Foto: Wilton Junior/Estadão
A três dias da entrada em vigor de tarifas de 50% contra exportações brasileiras, interlocutores do governo Luiz Inácio Lula da Silva afirmam que não há previsão de ocorrer agora um telefonema entre o petista e o presidente dos Estados Unidos, Donald Trump.
Embora a chamada esteja fora do radar no momento, a possibilidade de contato direto à distância existe e vem sendo cogitada por aliados políticos de Lula, membros da diplomacia e conselheiros presidenciais.
A ministra da Secretaria de Relações Institucionais, Gleisi Hoffmann, disse nesta terça-feira, 29, que uma conversa entre os dois “não é um telemarketing” e precisa de preparação prévia. Já o ministro da Fazenda, Fernando Haddad, afirmou que não pode haver um sentimento de “vira-latismo” no diálogo entre Lula e Trump.

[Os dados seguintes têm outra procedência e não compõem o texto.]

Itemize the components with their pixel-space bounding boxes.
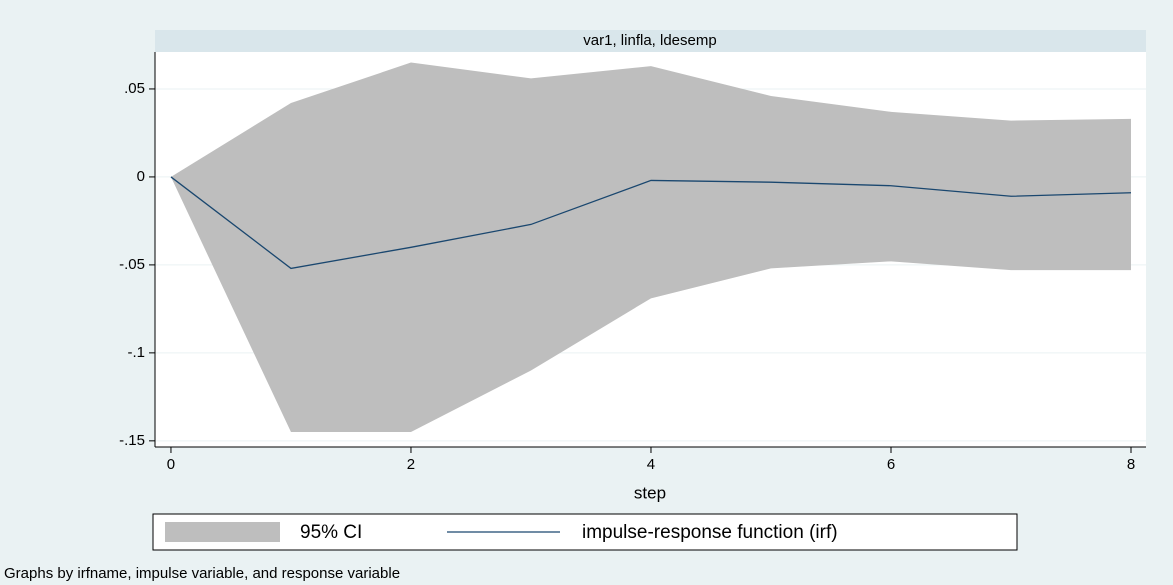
x-tick-label: 4 [647,456,655,473]
legend-label: 95% CI [300,522,362,543]
ci-band [170,62,1131,433]
irf-line [170,176,1132,270]
x-tick-label: 6 [887,456,895,473]
x-tick-label: 2 [407,456,415,473]
x-tick-label: 0 [167,456,175,473]
y-tick-label: -.1 [127,344,145,361]
legend-items: 95% CI impulse-response function (irf) [165,522,838,543]
panel-title: var1, linfla, ldesemp [583,32,716,49]
legend [152,513,1018,551]
y-tick-label: 0 [137,168,145,185]
legend-label: impulse-response function (irf) [582,522,838,543]
y-tick-label: -.05 [119,256,145,273]
panel-header [155,30,1146,52]
note: Graphs by irfname, impulse variable, and… [4,565,400,582]
x-axis-label: step [634,483,666,502]
x-tick-label: 8 [1127,456,1135,473]
plot [155,62,1146,442]
legend-swatch [165,522,280,542]
y-tick-label: .05 [124,80,145,97]
y-tick-label: -.15 [119,432,145,449]
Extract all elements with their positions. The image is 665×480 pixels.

Algumas alas governistas e executivos de empresas mais afetadas pelo tarifaço defendem que o presidente tome a iniciativa de tentar o telefonema, passo que não foi decidido ainda.
O governo brasileiro gostaria de ter a certeza de que Trump não somente atenderia Lula como estaria disposto a centrar a discussão na relação econômico-comercial e negociar as tarifas, para evitar constrangimentos políticos.
Por outro lado, impera no governo Lula a visão de que Trump busca uma concessão de viés político-institucional, para reabilitar eleitoralmente o aliado Jair Bolsonaro. Nas palavras de integrantes do governo, Trump quer o “inegociável”.
Desde a posse do republicano, as interações dele com chefes de Estado e de governo estrangeiro chocaram o Planalto, que considerou ter havido “humilhações” em série a governantes estrangeiros, entre eles os presidentes da África do Sul, Cyril Ramaphosa, e da Ucrânia, Volodmir Zelenski, durante visitas no Salão Oval da Casa Branca.
A repetição de diálogos ríspidos, acusações e hostilidades é algo a ser evitado em possível interação com Lula. Por isso, eventual contato é cercado de cuidados e deve ser preparado pelas burocracias estatais — “sem improviso”, como destaca um embaixador.
Não é a primeira vez que um telefonema entre eles é cogitado, mas não se materializa. Quando Trump foi eleito, em novembro de 2024, o governo brasileiro passou a considerar a possibilidade de uma chamada.
Lula fez uma rápida publicação nas redes sociais reconhecendo a vitória de Trump como sinal de abertura nesse sentido, mas as divergências políticas prevaleceram. Trump e Lula são de campos ideológicos opostos e fizeram campanha para seus principais adversários eleitorais um do outro. Além disso, têm um histórico de provocações e críticas mútuas.
Eles se desencontraram na Cúpula do G-7, no Canadá, em junho, e jamais interagiram.
O contato virtual voltou a ser debatido após o anúncio do tarifaço de Trump contra o Brasil, por meio de uma carta assinada e divulgada por ele nas redes sociais — documento que o Itamarty mandou devolver.
Questionado em entrevistas, Lula chegou a dizer somente telefonaria para Trump quando tivesse o que falar com ele, mas depois mudou o tom e disse que o Brasil estava disposto ao diálogo quando o republicano quisesse conversar.
O americano também já admitiu que pode conversar com Lula, em algum momento, sem nunca marcar nem tomar a iniciativa de reunião. Ao contrário, os sinais recebidos são silêncio e canais bloqueados.
Por isso, o ministro das Relações Exteriores, Mauro Vieira, fez chegar ao governo Trump sua disposição de ir a Washington nesta semana, caso pudesse ser recebido em alto nível para debater a questão tarifária.
O chanceler de Lula participou de reuniões nas Nações Unidas, nesta segunda-feira, 28, e permanece em Nova York, nesta terça-feira, 29, em articulações de bastidor, mas sem ter recebido qualquer sinal verde.
Um contato frutífero de Vieira com representante de Trump seria parte do protocolo prévio para o diálogo direto entre os presidentes.